Some readers may know that I have been supporting Ron Paul in the republican presidential primary this time around. My decision developed, interestingly, at the same time that I was dong some new reading on Catholic social teaching, which by and large has the effect of discouraging libertarian ideas. This is not to say that it did not have that discouraging effect on me – it did; very much so, in fact. But at the same time, however, I was also becoming convinced that certain organs of government are being used more and more for (to put it kindly) less-than-upright purposes. A president like Dr. Paul, in my opinion, might serve to “de-fang” the organs of government which, in better times, might have put those fangs to good use.
But such things are not really the purpose of this post. The purpose is to share another, very informative post from The Distributist Review. This post, by James Baresel, highlights major differences between the principle of “subsidiarity” (an idea important to Catholic social teaching), and the libertarian idea of “small government.”

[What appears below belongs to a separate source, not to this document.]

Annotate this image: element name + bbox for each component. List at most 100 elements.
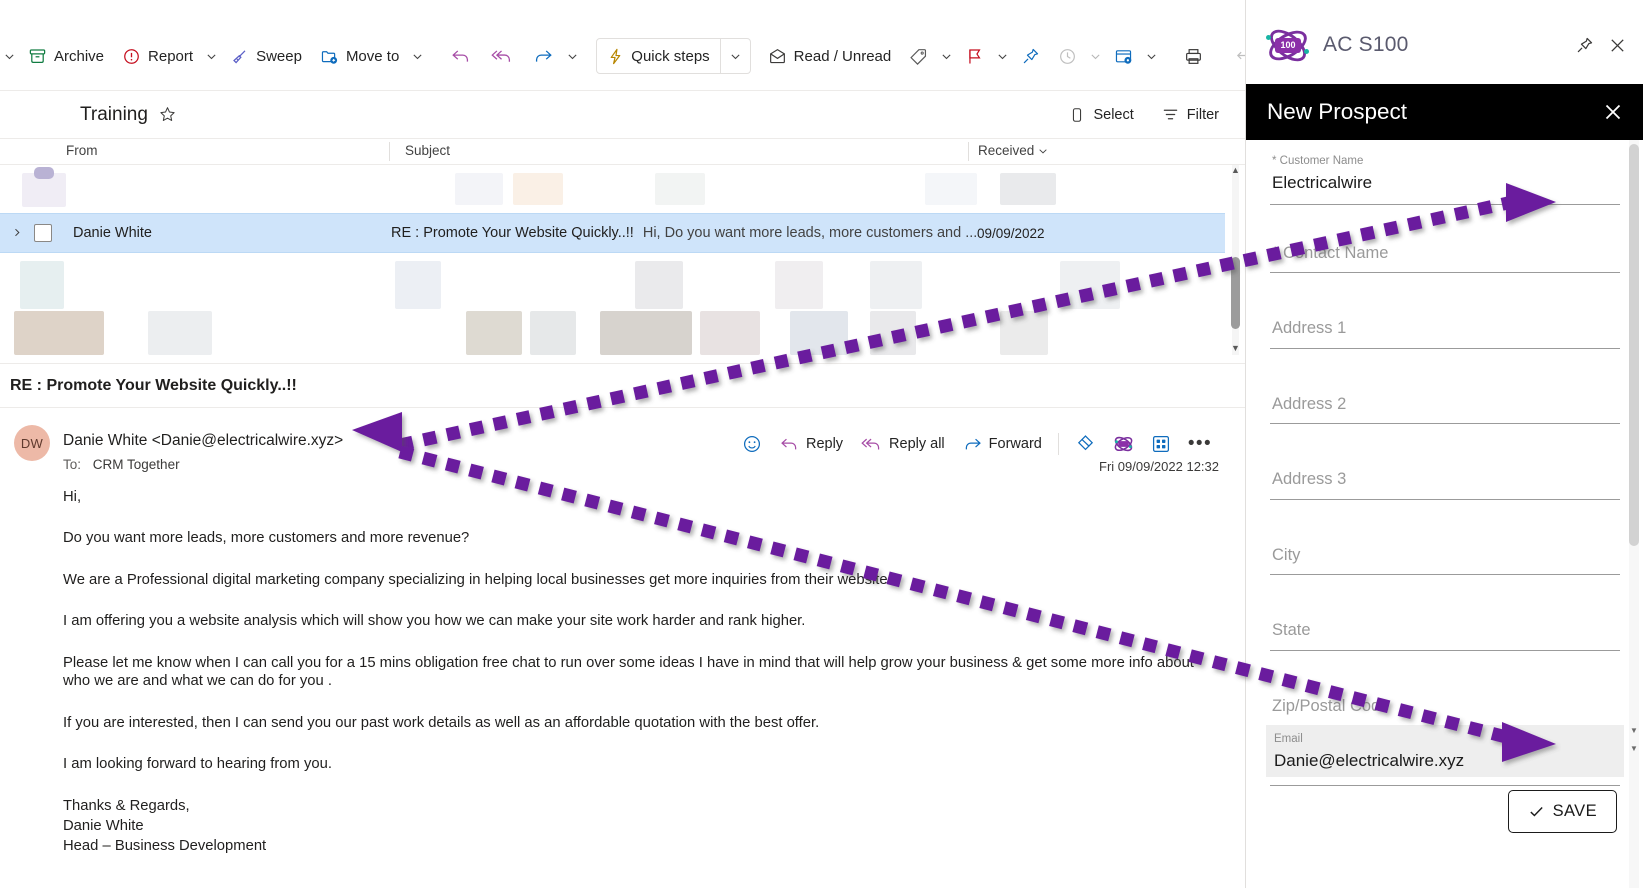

To read Beresel’s post, click HERE.
The fact is, Catholic social teaching is divergent not only from libertarianism but also from much of American liberalism as well as (gasp!) American conservatism. How could it really be otherwise? The fundamental world-view of the Catholic is derived from the belief that God is the loving, provident Creator and Redeemer of ourselves and of this world in which we live. God created us in His own image and likeness in order that we might flourish in communion with one another and with all of creation, making up a symphony unto the praise of His glory. Exaggerated notions of personal autonomy, whether they come from the individualism of the “pro-choicer”, of the capitalist, or of the libertarian, have no place in the Catholic world-view, and hence also no place in Catholic social teaching.
So am I wrong to go with the libertarian Ron Paul then? In one place in his article, Beresel considers that those who see “a libertarian presidential candidate”‘s political philosophy as “significantly flawed” but support him because they believe he might be the candidate who will “most likely accomplish greater subsidiarity” may be “entirely correct on this point.” He doubts it, though. Any thoughts?